There was a silent car with its lights on sitting in a wide drainage ditch on the edge of the highway - the door was ajar. Two more cars, a family sedan and a jeep, echoed the same position a few yards up the road. Jensen turned quickly and sped up the bitumen, there were no people here to help. And if he did hear cries for aid he would drive anyway. 'There are things out there now' echoed in the back of his head with the same stunning clarity as the monster under the seat and the scream of the dead girl named Maryanne. Her body would rot. Just like the horrible memories in his head would not.

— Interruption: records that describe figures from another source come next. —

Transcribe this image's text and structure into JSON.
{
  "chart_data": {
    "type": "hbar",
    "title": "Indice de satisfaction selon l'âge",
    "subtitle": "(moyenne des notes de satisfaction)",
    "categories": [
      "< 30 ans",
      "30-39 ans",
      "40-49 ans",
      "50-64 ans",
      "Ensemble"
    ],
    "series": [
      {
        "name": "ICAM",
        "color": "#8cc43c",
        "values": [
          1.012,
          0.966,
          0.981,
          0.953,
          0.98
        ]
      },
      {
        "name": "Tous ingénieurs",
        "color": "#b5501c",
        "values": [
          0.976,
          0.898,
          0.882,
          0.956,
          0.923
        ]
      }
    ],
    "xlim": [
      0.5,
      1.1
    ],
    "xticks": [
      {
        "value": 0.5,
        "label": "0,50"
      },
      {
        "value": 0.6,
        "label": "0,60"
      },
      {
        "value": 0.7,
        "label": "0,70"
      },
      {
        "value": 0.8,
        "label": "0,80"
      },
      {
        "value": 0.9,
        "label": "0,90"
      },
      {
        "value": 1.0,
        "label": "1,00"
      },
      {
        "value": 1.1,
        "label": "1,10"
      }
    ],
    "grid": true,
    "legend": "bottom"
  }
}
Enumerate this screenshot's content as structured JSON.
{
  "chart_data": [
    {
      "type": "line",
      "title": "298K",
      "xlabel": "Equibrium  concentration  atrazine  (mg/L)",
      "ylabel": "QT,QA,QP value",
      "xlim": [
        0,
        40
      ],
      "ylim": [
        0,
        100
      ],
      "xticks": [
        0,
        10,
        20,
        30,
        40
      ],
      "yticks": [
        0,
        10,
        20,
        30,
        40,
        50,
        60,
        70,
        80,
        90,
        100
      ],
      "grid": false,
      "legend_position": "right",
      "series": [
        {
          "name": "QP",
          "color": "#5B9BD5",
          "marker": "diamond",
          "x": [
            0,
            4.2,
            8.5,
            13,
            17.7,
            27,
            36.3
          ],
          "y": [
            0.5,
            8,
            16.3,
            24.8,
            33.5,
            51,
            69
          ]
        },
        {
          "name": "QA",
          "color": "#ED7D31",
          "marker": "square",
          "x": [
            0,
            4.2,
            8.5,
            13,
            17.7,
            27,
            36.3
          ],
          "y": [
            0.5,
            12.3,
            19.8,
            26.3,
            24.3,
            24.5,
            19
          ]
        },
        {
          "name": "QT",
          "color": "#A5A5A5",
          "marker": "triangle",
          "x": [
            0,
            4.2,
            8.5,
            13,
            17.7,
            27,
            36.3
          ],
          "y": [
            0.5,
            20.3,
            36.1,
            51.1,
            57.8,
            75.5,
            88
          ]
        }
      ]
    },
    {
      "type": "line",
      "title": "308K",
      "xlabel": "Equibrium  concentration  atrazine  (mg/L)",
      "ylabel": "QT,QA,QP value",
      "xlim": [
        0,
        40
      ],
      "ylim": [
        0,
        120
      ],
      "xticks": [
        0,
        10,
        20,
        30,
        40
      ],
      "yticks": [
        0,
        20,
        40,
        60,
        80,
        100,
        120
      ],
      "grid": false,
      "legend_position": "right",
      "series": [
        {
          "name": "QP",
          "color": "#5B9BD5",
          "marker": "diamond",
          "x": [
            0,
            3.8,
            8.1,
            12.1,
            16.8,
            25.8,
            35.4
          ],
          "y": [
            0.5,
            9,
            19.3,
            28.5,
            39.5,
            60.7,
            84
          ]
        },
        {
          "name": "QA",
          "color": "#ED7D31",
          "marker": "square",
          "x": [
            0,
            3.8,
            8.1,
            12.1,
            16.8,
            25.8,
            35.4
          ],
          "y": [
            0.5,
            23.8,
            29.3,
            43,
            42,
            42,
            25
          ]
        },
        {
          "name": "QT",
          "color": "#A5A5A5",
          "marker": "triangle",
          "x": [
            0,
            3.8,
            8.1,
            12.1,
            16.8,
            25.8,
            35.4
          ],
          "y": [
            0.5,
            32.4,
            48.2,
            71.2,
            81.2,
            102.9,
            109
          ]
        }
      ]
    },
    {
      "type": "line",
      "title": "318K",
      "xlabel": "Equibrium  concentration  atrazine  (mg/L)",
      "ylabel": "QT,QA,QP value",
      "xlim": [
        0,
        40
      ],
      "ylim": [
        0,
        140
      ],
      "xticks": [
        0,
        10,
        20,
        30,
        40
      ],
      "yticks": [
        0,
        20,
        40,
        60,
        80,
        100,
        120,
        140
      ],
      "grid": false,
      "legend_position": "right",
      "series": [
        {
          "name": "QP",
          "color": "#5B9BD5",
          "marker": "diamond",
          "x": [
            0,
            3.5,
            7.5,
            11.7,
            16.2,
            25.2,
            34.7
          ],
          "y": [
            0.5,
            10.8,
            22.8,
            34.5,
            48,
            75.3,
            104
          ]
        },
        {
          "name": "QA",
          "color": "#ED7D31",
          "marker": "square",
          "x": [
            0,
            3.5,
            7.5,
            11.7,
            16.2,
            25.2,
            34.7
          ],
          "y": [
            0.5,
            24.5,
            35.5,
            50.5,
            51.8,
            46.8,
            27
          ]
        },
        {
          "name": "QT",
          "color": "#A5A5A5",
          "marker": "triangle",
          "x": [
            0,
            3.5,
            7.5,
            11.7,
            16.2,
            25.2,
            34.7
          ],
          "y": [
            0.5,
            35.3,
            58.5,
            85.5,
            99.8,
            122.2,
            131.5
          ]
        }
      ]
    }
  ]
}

The crow barked again and took wing, casting moonlight shadows on the roof of their retreating car. Vampires slunk in tree root shadows and demons cast hellish light with the paths of their eyes behind them.

Maybe it would be better in the morning without the dark glare of the moon and the loud silence of the night. Maybe Eric would jump out of the shadows at any moment and call out ‘Cut’ and then maybe Jared would stop crying beside him. Maybe, just maybe.

Maybe this was the beginning of the end.